Tuesday, July 29, 2008

Scrabble/Scrabulous Scrap Specifics

GamePolitics has a scan of the court docs up.

For those curious about the details, here's a summary:

Case is over trademark and copyright infrigement (not patent infringement as some have stated)

Trademark in that the Scrabulous name rides the coattails of the Scrabble name brand (trademarked several times since 1954, and in 2002 wrt video game versions).

Copyright in that, the rules were copyrighted in 1948, the board design was copyrighted in 1948, the OSPDictionary was copyrighted in 1978, and included things like. These copyrights include things like:

- The board is similar in size, color, multipliers (indeed, the doubles and triples in Scrabulous are color coded and the player assumes what they are worth)
- The tilecount (total and per-letter) is identical
- letter point values are similar.

There's an interesting element to this in that the docs seem to outline a strategy to take what I guess were tactics RJ Software used to obfuscate the copyright infringement, and then uses them as the lynch rope. For example, the fact that there are no rules published for Scrabulous, that the multipliers on the board don't reference the x2 or x3 values, etc. How do people know how to play? Well, it must be assumed they know how to play Scrabble.

2 comments:

Anonymous said...

That last paragraph really is interesting.
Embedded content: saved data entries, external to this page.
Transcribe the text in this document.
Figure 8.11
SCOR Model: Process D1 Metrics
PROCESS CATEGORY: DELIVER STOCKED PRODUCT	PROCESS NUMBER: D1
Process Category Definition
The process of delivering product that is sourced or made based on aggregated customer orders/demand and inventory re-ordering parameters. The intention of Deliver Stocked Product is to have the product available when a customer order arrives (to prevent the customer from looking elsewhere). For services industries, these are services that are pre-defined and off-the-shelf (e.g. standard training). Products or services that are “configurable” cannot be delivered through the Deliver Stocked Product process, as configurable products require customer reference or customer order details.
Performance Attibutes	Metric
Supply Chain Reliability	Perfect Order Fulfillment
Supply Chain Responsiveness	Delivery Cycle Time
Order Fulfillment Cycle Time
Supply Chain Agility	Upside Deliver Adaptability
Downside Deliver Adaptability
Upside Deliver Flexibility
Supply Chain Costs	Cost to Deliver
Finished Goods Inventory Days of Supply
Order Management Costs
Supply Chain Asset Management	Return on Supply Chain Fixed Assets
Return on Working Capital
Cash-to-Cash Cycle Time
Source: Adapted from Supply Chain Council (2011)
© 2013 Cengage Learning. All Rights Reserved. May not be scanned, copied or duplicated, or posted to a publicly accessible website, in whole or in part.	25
Especially considering that most gamers (at least amoung the hardcore/journos) will actively avoid any kind of tutorial, be it in-game, in-person or internet. Presumably they do this to test the games intuitiveness / their cleverness, but it could also be part of the old-school experience of exploring the gamespace.

Though in this, more casual context, I suppose the lawyers argument does have a bit of weight.

Anonymous said...

I forgot to mention the most obvious reason to avoid tuts: they're boring!